Nadando contra a corrente



No momento em que se discutem maneiras de melhorar a mobilidade dos grandes centros urbanos, duas notícias merecem análise: o começo das obras de demolição da Perimetral e a inauguração de um complexo de torres comerciais no Centro.

A despeito das reclamações de milhares de pessoas, que dependem da via para chegar ao Centro e à Zona Sul, a prefeitura já decidiu como fará a derrubada do elevado. De acordo com o plano, apenas uma faixa da Avenida Rodrigues Alves estará aberta ao trânsito entre a Rodoviária e a Cidade do Samba. O prefeito já disse que o desconforto será grande, mas que quando tudo ficar pronto, a vida vai melhorar.

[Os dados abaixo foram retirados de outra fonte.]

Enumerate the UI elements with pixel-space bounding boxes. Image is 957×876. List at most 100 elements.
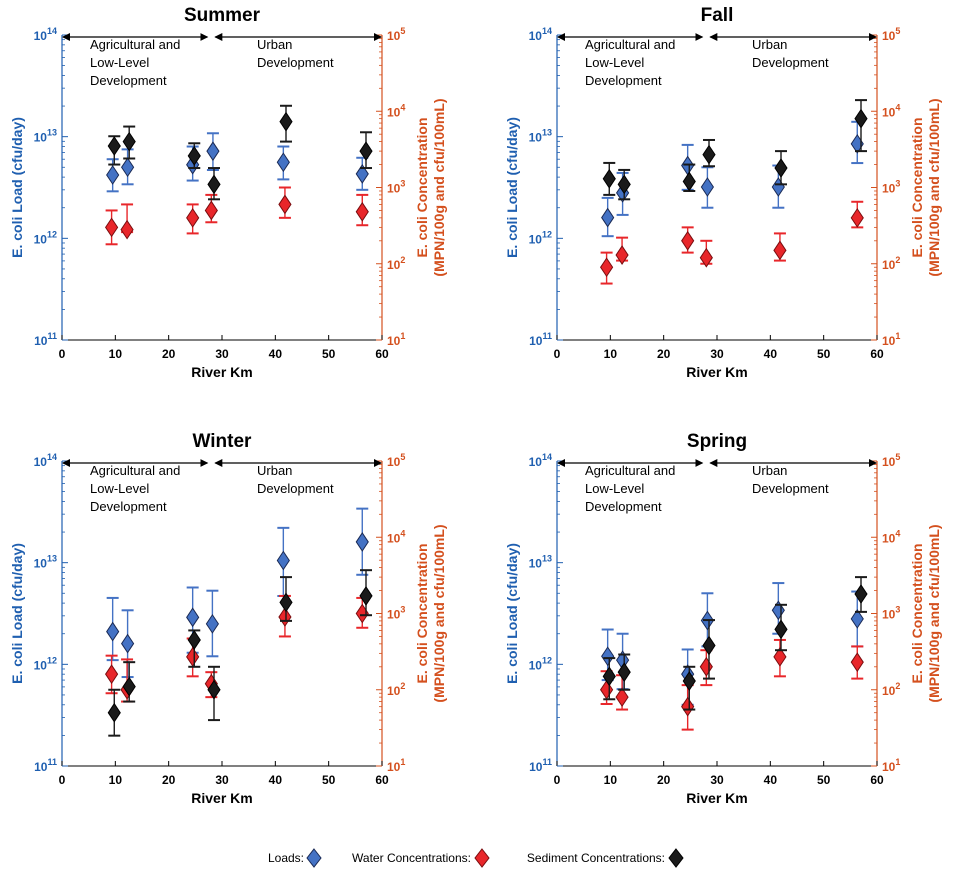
- region-label: Urban: [257, 463, 292, 478]
- right-tick-label: 105: [882, 26, 900, 43]
- region-label: Agricultural and: [585, 37, 675, 52]
- water-marker: [120, 219, 134, 240]
- right-tick-label: 102: [387, 255, 405, 272]
- panel-title: Summer: [184, 5, 261, 26]
- left-tick-label: 1014: [529, 26, 552, 43]
- sediment-marker: [854, 108, 868, 129]
- right-axis-title-line: E. coli Concentration: [414, 117, 430, 257]
- x-axis-title: River Km: [686, 790, 747, 806]
- sediment-marker: [854, 584, 868, 604]
- left-tick-label: 1012: [34, 655, 57, 672]
- right-tick-label: 101: [387, 331, 405, 348]
- region-label: Low-Level: [585, 481, 644, 496]
- right-tick-label: 102: [882, 681, 900, 698]
- right-tick-label: 104: [387, 102, 405, 119]
- water-marker: [186, 646, 200, 667]
- sediment-marker: [682, 671, 696, 691]
- left-axis-title: E. coli Load (cfu/day): [9, 117, 25, 258]
- x-tick-label: 20: [657, 773, 671, 787]
- x-tick-label: 60: [375, 773, 389, 787]
- x-tick-label: 50: [817, 347, 831, 361]
- panel-spring: Spring 0 10 20 30 40 50 60 River Km 1011 1012 1013 1…: [504, 431, 942, 806]
- x-tick-label: 50: [322, 347, 336, 361]
- left-axis-title: E. coli Load (cfu/day): [504, 543, 520, 684]
- x-tick-label: 40: [764, 347, 778, 361]
- right-tick-label: 101: [882, 757, 900, 774]
- load-marker: [106, 621, 120, 642]
- panel-title: Winter: [193, 431, 253, 452]
- left-tick-label: 1012: [34, 229, 57, 246]
- left-tick-label: 1014: [34, 26, 57, 43]
- sediment-marker: [187, 630, 201, 650]
- region-label: Development: [257, 481, 334, 496]
- sediment-marker: [774, 158, 788, 178]
- left-tick-label: 1013: [529, 128, 552, 145]
- x-tick-label: 30: [215, 347, 229, 361]
- load-marker: [355, 164, 369, 184]
- sediment-marker: [682, 171, 696, 192]
- left-tick-label: 1012: [529, 229, 552, 246]
- x-tick-label: 20: [657, 347, 671, 361]
- water-marker: [773, 646, 787, 667]
- region-label: Low-Level: [90, 55, 149, 70]
- right-tick-label: 105: [387, 452, 405, 469]
- water-marker: [104, 664, 119, 685]
- legend-water-marker: [474, 848, 490, 868]
- legend: Loads: Water Concentrations: Sediment Co…: [268, 848, 684, 868]
- region-label: Agricultural and: [585, 463, 675, 478]
- right-axis-title-line: E. coli Concentration: [909, 543, 925, 683]
- right-tick-label: 105: [387, 26, 405, 43]
- load-marker: [205, 613, 220, 634]
- x-tick-label: 0: [554, 773, 561, 787]
- sediment-marker: [279, 592, 293, 613]
- load-marker: [355, 532, 369, 552]
- x-tick-label: 40: [764, 773, 778, 787]
- region-label: Low-Level: [585, 55, 644, 70]
- left-tick-label: 1013: [34, 554, 57, 571]
- x-tick-label: 10: [604, 347, 618, 361]
- panel-summer: Summer 0 10 20 30 40 50 60 River Km 1011 1012 1013 1…: [9, 5, 447, 380]
- left-tick-label: 1013: [529, 554, 552, 571]
- x-tick-label: 30: [710, 347, 724, 361]
- left-tick-label: 1011: [529, 331, 552, 348]
- sediment-marker: [107, 702, 121, 723]
- right-axis-title-line: (MPN/100g and cfu/100mL): [926, 524, 942, 702]
- water-marker: [599, 257, 614, 278]
- load-marker: [276, 152, 290, 173]
- right-tick-label: 104: [387, 528, 405, 545]
- right-axis-title-line: (MPN/100g and cfu/100mL): [431, 98, 447, 276]
- sediment-marker: [122, 676, 136, 697]
- x-tick-label: 60: [870, 773, 884, 787]
- left-tick-label: 1014: [34, 452, 57, 469]
- x-tick-label: 50: [817, 773, 831, 787]
- left-tick-label: 1011: [529, 757, 552, 774]
- right-tick-label: 101: [882, 331, 900, 348]
- x-tick-label: 30: [710, 773, 724, 787]
- water-marker: [278, 607, 292, 627]
- x-tick-label: 20: [162, 347, 176, 361]
- water-marker: [615, 245, 629, 265]
- x-tick-label: 20: [162, 773, 176, 787]
- x-tick-label: 0: [554, 347, 561, 361]
- load-marker: [850, 608, 864, 629]
- region-label: Urban: [257, 37, 292, 52]
- x-tick-label: 0: [59, 773, 66, 787]
- region-label: Agricultural and: [90, 463, 180, 478]
- x-tick-label: 30: [215, 773, 229, 787]
- right-tick-label: 101: [387, 757, 405, 774]
- x-tick-label: 60: [375, 347, 389, 361]
- region-label: Development: [585, 499, 662, 514]
- panel-fall: Fall 0 10 20 30 40 50 60 River Km 1011 1012 1013 101…: [504, 5, 942, 380]
- legend-water-label: Water Concentrations:: [352, 851, 471, 865]
- region-label: Development: [90, 499, 167, 514]
- right-axis-title-line: (MPN/100g and cfu/100mL): [926, 98, 942, 276]
- load-marker: [186, 607, 200, 628]
- left-tick-label: 1012: [529, 655, 552, 672]
- region-label: Development: [752, 481, 829, 496]
- legend-loads-marker: [306, 848, 322, 868]
- region-label: Development: [585, 73, 662, 88]
- region-label: Agricultural and: [90, 37, 180, 52]
- water-marker: [104, 217, 119, 238]
- left-tick-label: 1014: [529, 452, 552, 469]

Quero muito acreditar nisso, mas, baseado no que vemos, a coisa só tende a piorar. Estamos investindo cada vez mais dinheiro para abrir espaço para carros, sem considerar o transporte de massa. Sabemos que nessa obra há a previsão de instalação de uma rede de veículos leves sobre trilhos (VLTs), mas apenas isso não será suficiente. Enquanto vemos nos jornais o espantoso desenvolvimento da rede de metrô de cidades chinesas, como Xangai, com mais de 50km construídos por ano, o que dizer do Rio?


Se, por um lado, a construção das torres na Rua do Senado trouxe novos ares para uma região degradada, com a reforma de casarões e a chegada de lojas, restaurantes e livrarias, por outro, o grande número de automóveis que passará a circular por ali vai causar ainda mais transtornos para o já saturado trânsito do Centro.

O complexo de prédios contará com duas mil vagas de estacionamento. A construtora argumenta que uma pesquisa entre funcionários da Petrobrás mostrou que 70% deles se desloca para o trabalho de carro. Tantas vagas de estacionamento a mais podem se tornar um perigoso estímulo ao transporte individual, colocando em risco qualquer plano de mobilidade.

É importante lembrar que no terreno onde os prédios foram construídos estava prevista a construção da estação Cruz Vermelha do metrô. A comunidade lutou, batalhou, mas o governo do estado ignorou os pedidos pela retomada da construção do prolongamento da linha dois até a Carioca, passando pela Cruz Vermelha e Catumbi, optando pelo compartilhamento da linha entre Central e Botafogo.

A estação traria enorme conforto a milhares de moradores, trabalhadores e pacientes dos inúmeros hospitais da região, que não precisariam mais se deslocar até a estação mais próxima, que é a Central. Essa é uma luta de décadas, e que precisa voltar agora, quando um grande contingente de pessoas vai sobrecarregar o já caótico trânsito da região.